Each subclass of the Segmenter class provides its own implementation of the segment method, tailored to the specific framework and architecture used an underlying neural network. This allows for flexibility in supporting various detection models while maintaining a consistent interface.

Currently implemented Segmenter subclasses includes a UNET style architecture based on the UNET (object detection) architecture. Additionally, the LociSegmenter subclass segments an image as the loci of pixels centered on detections obtained through a Detector instance.

An architecture can be trained to detect any class of object or instance by adjusting its weights. These model weights are learned by optimizing a loss function on training data - specifically, images paired with corresponding labels. The resulting weights are typically saved to a file, which can later be loaded for inference. This tutorial assumes that the model weights have already been calculated and are available for the architecture being used.

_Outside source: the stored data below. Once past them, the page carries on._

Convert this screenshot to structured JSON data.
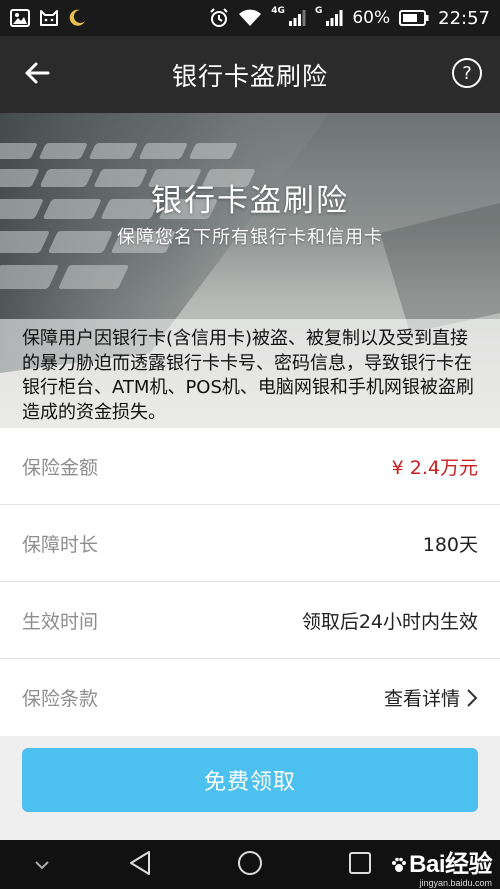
{
  "status_bar": {
    "network": "4G",
    "network_g": "G",
    "battery_percent": "60%",
    "time": "22:57"
  },
  "app_bar": {
    "title": "银行卡盗刷险",
    "help_label": "?"
  },
  "banner": {
    "title": "银行卡盗刷险",
    "subtitle": "保障您名下所有银行卡和信用卡",
    "description": "保障用户因银行卡(含信用卡)被盗、被复制以及受到直接的暴力胁迫而透露银行卡卡号、密码信息，导致银行卡在银行柜台、ATM机、POS机、电脑网银和手机网银被盗刷造成的资金损失。"
  },
  "rows": [
    {
      "label": "保险金额",
      "value": "¥ 2.4万元"
    },
    {
      "label": "保障时长",
      "value": "180天"
    },
    {
      "label": "生效时间",
      "value": "领取后24小时内生效"
    },
    {
      "label": "保险条款",
      "value": "查看详情"
    }
  ],
  "claim_button": {
    "label": "免费领取"
  },
  "watermark": {
    "brand": "Bai经验",
    "url": "jingyan.baidu.com"
  },
  "colors": {
    "accent_button": "#4cc0ee",
    "amount_red": "#c81e1e",
    "app_bar": "#2b2b2b",
    "status_bar": "#1a1a1a"
  },
  "icons": [
    "image-icon",
    "cat-icon",
    "moon-icon",
    "alarm-icon",
    "wifi-icon",
    "signal-icon",
    "battery-icon",
    "back-arrow-icon",
    "help-icon",
    "chevron-right-icon",
    "chevron-down-icon",
    "triangle-back-icon",
    "circle-home-icon",
    "square-recents-icon",
    "paw-icon"
  ]
}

If you have do not have model weights, you may wish to follow the tutorial on model training for guidance on how to obtain them.

The examples below demonstrate how to use the UNET and LociSegmenter classes for semantic segmentation, respectively.

# UNET
from gwel.networks.UNET import UNET
from gwel.networks.UNET import UNet

classes = [ 'class_name_1','class_name_2',...,'class_name_n']
unet = UNet(in_channels = 3, out_channels = len(classes))
weights= "path/to/model/weights"
segmenter = UNET(unet, weights, patch_size=256, channels = classes)

dataset.segment(segmenter)

#LociSegmenter with YOLOv8 Detector
from gwel.networks.loci import LociSegmenter
from gwel.networks.YOLOv8 import YOLOv8

model_weights_path = 'path/to/model/weights'
detector = YOLOv8(weights = model_path)

h = 10
n = 10
segmenter = LociSegmenter(detector, bandwidth = h, kernel_size = n)

dataset.segment(segmenter)

To visualize the segmentation, create a Viewer instance and set its mode attribute to 'segmentation'. You may also want to adjust the contour_thickness attribute.

from gwel.viewer import Viewer
viewer = Viewer(dataset,max_pixels=1500)
viewer.mode="segmentation"
viewer.contour_thickness = 4
viewer.open()
#to navigate to the next or previous images use the 'n' and 'p' keys respectively.
#press the 'q' key to quit. 
#pressing the 'f' key will flag images, see earlier tutorials for a recap on flagging.

By default, the ImageDataset.segment method automatically caches the segmentation by storing run length encoded binary arrays in COCO json format at '.gwel/masks.json' inside the images directory. When the segment method is called a second time, it will automatically read this file without executing the model, unless the use_saved optional argument is set to False. Additionally, if you do not wish to cache or overwrite an existing masks.json , set the write optional argument to False when calling the segment method.